The market took off. New varieties of tulips were given exhilarating titles, such as “Admirael Backer” or “Alexander the Great” to increase their attraction, and their value soared. Contracts for these tulips, which were yet to be grown, were traded and then re-sold in taverns several times over, without buyer or seller ever touching a flower. Prices sky-rocketed, until, in the February of 1636, in plague-stricken Haarlem, no buyers turned up at a routine tavern auction. As the word spread, the value of the contracts for tulip bulbs completely collapsed, and, so the moralising pamphlets and paintings would have us believe, many people were utterly ruined.

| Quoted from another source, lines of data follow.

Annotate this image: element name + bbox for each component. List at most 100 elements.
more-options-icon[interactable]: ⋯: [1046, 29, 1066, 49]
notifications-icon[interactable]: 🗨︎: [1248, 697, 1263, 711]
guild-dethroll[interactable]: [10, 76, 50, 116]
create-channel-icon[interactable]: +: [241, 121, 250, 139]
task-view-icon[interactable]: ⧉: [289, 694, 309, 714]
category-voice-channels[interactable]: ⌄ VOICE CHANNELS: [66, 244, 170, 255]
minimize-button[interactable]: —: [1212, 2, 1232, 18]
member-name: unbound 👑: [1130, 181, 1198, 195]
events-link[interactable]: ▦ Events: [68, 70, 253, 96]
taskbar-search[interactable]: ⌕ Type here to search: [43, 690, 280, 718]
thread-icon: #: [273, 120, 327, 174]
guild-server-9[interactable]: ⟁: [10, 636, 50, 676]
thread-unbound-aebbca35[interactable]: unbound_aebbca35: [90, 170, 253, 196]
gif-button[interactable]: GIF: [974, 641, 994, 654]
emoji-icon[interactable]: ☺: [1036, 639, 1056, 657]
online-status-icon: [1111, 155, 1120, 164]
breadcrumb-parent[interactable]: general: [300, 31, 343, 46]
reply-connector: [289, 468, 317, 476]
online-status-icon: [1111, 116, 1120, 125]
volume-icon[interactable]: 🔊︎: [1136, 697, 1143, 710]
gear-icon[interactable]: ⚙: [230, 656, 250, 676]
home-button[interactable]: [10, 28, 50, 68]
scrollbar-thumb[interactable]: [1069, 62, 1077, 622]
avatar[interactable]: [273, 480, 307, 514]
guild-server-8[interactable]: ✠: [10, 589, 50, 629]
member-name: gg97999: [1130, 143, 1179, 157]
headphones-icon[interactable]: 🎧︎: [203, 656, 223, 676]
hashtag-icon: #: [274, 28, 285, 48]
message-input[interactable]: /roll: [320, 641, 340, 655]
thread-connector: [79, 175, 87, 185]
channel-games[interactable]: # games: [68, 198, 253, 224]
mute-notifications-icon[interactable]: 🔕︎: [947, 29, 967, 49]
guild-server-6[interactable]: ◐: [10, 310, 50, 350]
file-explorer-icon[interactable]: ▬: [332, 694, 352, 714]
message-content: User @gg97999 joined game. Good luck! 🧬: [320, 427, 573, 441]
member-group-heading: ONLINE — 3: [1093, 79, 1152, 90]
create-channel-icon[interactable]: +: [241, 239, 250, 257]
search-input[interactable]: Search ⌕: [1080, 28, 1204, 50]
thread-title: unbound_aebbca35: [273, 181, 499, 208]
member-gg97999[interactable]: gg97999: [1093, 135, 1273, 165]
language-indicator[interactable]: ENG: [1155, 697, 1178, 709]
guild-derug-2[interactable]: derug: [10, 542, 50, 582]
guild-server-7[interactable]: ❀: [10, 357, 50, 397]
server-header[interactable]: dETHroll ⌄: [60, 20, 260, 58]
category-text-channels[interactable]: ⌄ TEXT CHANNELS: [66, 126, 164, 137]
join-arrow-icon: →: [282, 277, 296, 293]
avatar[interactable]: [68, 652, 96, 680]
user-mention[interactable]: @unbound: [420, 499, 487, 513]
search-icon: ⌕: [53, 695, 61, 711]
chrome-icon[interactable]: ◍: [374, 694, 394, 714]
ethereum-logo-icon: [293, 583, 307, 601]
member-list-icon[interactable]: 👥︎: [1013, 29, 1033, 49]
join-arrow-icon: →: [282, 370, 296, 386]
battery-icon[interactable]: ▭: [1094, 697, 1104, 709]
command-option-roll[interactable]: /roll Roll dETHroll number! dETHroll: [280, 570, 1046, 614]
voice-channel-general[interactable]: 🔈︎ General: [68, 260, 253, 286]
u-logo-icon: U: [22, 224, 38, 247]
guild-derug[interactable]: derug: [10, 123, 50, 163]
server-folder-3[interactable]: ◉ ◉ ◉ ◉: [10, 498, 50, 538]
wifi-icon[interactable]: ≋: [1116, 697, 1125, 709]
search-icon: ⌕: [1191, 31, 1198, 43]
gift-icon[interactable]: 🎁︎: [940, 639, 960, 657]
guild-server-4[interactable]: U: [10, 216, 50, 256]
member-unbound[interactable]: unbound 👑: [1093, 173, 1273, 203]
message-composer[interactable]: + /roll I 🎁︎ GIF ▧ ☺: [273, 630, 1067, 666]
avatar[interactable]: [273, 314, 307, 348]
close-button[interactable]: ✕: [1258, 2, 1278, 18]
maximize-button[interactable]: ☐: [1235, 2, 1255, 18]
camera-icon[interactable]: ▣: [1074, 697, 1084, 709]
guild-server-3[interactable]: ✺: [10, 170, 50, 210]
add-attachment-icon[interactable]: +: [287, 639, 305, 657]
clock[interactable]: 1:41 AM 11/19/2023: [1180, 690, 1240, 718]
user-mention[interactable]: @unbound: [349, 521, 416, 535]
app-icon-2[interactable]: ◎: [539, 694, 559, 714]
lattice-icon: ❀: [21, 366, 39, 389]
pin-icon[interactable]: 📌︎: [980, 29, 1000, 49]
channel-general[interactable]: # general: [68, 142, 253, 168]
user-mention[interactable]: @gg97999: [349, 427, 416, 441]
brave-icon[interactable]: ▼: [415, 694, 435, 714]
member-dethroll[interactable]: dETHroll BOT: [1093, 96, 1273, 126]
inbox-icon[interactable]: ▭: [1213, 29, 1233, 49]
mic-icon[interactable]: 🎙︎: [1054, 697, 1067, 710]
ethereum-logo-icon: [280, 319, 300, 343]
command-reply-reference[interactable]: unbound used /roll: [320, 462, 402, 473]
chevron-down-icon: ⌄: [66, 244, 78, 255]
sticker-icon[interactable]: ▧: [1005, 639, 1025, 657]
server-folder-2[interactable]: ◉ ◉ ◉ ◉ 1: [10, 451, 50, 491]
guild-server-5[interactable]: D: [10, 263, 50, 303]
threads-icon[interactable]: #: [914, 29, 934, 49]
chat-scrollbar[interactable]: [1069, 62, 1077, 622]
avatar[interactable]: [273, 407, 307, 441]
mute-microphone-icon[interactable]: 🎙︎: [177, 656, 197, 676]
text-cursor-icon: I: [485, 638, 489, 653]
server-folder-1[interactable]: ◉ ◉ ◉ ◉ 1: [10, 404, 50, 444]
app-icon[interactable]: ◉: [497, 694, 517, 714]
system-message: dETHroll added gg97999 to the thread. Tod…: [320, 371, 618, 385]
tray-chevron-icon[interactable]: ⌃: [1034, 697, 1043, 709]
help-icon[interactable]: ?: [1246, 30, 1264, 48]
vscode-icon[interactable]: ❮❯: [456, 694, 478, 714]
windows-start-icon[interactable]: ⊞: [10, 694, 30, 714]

Jan Brueghel the Younger’s painting also represents another story. In the days in which his grandfather, Pieter Brueghel the Elder, was the most celebrated painter in the Spanish-ruled Low Countries, the major financial centre in the region was the Brueghels’ native city of Antwerp. As the Dutch fought for independence from Spain however, they blockaded the Scheldt River, cutting Antwerp off from the sea, thus allowing Amsterdam to steal Antwerp’s crown as the major trade and banking centre in Northern Europe. For the citizens of Antwerp, envious of Amsterdam’s swaggering wealth, there was perhaps an element of schadenfreude in poking fun at Holland’s unfortunates, apparently bankrupting themselves over Tulip Mania.